You might think a 15-hour flight would be intolerable, but I did not find it so. When flying to Europe, it always seems that by the time the plane has ascended, the stewards have served dinner, and you’ve finished your movie and are ready to sleep, there are only a few short hours until they wake everyone up for “breakfast” at 4-fricking-30 in the morning. I’m forever sleeping through breakfast and having to ask for a cup of orange juice while I inhale my yogurt and croissant during descent.

With such a long flight, there was plenty of time for watching a couple of movies, doing some work on my laptop, and getting a good night’s sleep. Well, it would have been a good sleep if my back hadn’t seized up when I changed position every couple of hours. The greater danger than lack of sleep though was dehydration. That’s a long time to be breathing filtered air and to have one’s skin exposed to it. So the stewardesses came by twice with bottled water. I took but didn’t drink it, not wanting to have to get up to pee on account of my back. I stayed in my seat the whole time, and my back felt better for the rest, but I was dry as a leaf and had to drink extra water once on the ground again. There was evening and there was morning, the second travel day.

At O.R. Tampo International Airport*, wheelchair services dropped me off at the Gautrain station. The Gautrain (pronounced “How-Train”)--named for the province of Gauteng ("How-teng")--is the “lightrail” that runs from the airport to Johannesburg and the capital of Praetoria. From the picture you can see why it reminded me of the newer German S-Bahn trains. Because the trains to other parts of the country, like Cape Town, have a reputation for not being safe, I stayed close to Jo-burg.

* Oliver Tambo was Nelson Mandela’s law partner, a fellow freedom fighter, and long-time president of the African National Congress.

I had planned to take a Gautrain Bus to my dorm, but it turned out those don’t run on weekends. Not entirely sure where I was going, I asked a tourist bus operator for instructions. He pointed me in the direction of the main campus, suggested I ask again at a shop or restaurant, and cautioned me not to talk to men on the streets at all. I asked at several different places, finally coming across a security guard who was also a student, who used his badge to let me onto the campus.** I asked around again to find the campus shuttle that would take me to the dorms. It worked like a charm, depositing me in front of another gated compound. Once I had gotten settled in, I took another shuttle to a local mall for groceries and other things. There was evening and there was morning, the third travel day.
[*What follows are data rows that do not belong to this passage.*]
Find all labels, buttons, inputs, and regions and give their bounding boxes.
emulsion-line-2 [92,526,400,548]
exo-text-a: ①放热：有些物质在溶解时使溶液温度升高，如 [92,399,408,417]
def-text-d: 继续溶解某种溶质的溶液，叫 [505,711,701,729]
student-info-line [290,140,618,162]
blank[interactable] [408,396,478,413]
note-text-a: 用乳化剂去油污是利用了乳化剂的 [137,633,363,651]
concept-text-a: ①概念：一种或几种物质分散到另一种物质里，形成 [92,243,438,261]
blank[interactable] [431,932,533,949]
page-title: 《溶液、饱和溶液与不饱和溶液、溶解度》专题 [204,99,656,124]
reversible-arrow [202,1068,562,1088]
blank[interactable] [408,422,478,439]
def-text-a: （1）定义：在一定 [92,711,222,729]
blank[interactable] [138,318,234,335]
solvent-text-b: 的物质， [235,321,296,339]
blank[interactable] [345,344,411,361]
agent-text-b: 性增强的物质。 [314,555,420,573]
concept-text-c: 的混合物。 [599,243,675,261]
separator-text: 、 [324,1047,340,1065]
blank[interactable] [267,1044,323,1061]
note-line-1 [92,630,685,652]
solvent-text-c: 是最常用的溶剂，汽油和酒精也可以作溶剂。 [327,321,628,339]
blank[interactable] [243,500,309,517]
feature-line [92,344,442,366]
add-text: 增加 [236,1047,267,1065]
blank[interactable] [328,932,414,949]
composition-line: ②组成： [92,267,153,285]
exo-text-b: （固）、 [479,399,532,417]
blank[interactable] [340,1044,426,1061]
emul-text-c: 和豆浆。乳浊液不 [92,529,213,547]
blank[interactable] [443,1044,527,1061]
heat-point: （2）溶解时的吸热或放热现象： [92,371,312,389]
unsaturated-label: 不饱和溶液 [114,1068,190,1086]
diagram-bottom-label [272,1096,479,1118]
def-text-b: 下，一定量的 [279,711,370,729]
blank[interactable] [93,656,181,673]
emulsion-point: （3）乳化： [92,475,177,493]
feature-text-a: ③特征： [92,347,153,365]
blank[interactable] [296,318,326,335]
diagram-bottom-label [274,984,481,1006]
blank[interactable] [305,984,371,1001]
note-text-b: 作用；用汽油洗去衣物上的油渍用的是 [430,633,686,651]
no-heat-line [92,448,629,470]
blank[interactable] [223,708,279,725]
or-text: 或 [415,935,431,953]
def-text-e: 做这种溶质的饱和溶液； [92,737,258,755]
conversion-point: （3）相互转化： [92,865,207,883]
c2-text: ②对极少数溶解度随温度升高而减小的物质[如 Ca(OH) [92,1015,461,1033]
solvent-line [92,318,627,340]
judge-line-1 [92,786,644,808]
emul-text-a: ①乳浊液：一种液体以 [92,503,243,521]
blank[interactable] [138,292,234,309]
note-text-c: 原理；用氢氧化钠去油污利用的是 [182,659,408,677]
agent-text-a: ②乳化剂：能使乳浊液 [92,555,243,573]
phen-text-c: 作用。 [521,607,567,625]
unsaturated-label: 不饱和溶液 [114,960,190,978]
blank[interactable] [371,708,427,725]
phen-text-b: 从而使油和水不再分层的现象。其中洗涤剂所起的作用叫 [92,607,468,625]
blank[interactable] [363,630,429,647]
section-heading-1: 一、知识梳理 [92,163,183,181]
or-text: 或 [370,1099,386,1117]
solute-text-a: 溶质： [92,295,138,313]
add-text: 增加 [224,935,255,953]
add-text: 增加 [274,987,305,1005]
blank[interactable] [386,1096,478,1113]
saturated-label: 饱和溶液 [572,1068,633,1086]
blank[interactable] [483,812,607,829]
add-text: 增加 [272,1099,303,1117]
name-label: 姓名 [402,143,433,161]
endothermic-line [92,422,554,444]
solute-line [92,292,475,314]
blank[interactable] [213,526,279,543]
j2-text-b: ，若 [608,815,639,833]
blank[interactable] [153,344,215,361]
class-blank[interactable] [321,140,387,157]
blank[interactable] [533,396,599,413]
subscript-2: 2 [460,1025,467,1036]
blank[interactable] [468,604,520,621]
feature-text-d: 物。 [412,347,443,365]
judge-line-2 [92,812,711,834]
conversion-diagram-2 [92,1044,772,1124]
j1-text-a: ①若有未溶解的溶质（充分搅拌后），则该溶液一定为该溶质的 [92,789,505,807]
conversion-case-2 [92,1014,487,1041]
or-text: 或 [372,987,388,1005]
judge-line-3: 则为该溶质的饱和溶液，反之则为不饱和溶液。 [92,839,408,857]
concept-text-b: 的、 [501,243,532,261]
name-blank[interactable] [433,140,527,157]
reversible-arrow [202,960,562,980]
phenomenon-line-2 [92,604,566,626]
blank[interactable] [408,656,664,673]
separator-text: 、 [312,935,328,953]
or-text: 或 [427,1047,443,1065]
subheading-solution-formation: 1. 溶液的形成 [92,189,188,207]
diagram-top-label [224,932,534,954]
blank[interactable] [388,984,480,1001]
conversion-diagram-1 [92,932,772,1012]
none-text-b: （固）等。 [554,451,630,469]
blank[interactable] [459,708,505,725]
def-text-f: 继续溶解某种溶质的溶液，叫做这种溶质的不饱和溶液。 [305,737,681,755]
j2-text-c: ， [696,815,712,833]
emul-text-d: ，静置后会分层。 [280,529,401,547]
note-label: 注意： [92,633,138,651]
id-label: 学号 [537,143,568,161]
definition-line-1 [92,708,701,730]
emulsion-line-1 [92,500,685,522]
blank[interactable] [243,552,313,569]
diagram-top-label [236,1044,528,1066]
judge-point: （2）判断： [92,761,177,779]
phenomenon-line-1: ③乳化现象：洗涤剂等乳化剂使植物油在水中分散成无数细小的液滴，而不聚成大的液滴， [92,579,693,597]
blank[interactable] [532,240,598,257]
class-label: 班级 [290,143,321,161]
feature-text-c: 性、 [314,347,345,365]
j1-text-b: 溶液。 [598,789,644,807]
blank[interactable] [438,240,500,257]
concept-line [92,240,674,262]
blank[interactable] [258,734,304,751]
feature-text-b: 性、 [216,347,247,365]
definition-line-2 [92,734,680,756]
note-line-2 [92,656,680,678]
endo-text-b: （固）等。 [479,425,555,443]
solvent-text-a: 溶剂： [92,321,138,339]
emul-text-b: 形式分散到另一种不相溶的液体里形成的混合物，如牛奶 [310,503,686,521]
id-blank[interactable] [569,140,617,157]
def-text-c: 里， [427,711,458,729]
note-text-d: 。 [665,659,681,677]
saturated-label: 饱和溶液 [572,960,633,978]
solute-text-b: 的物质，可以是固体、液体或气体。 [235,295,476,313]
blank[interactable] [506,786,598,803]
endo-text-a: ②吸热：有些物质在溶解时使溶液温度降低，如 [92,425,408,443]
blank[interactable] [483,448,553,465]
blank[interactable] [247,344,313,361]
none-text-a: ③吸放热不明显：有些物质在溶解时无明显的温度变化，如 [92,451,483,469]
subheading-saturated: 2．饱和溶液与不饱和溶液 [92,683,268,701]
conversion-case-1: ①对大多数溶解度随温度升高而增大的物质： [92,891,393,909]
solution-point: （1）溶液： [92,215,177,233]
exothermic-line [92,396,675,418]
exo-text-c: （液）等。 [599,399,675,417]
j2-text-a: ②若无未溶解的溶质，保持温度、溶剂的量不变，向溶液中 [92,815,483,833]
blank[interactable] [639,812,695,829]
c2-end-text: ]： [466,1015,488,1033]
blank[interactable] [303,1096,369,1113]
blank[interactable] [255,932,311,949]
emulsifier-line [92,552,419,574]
** Most properties in Johannesburg are enclosed with fences. This is a relic of the crime wave in the 1980s and 1990s. Locals assure me it has abated, but nevertheless I had been warned to leave my best jewelry (i.e. diamond engagement ring) at home. Fences are not common in other parts of the country.

I’ll tell you about flying back in this post, too, since there only thing to say is that the return trip was less comfortable, since it required a red-eye flight from Johannesburg to Frankfurt am Main. The flipping airline never turned the lights out, so it was difficult to sleep, even with a sleeping mask. I generally don’t have too many problems with jetlag going from Europe to North America, but that is because I am used to waking up from a good night’s sleep in Germany and then flying all day. Not so much this time. However, I did manage to watch both of the new Star Trek movies and an original Star Trek episode, so at least I was in a good mood for all my tiredness. DH met me at the airport, and we drove home to conclude another two-day travel adventure.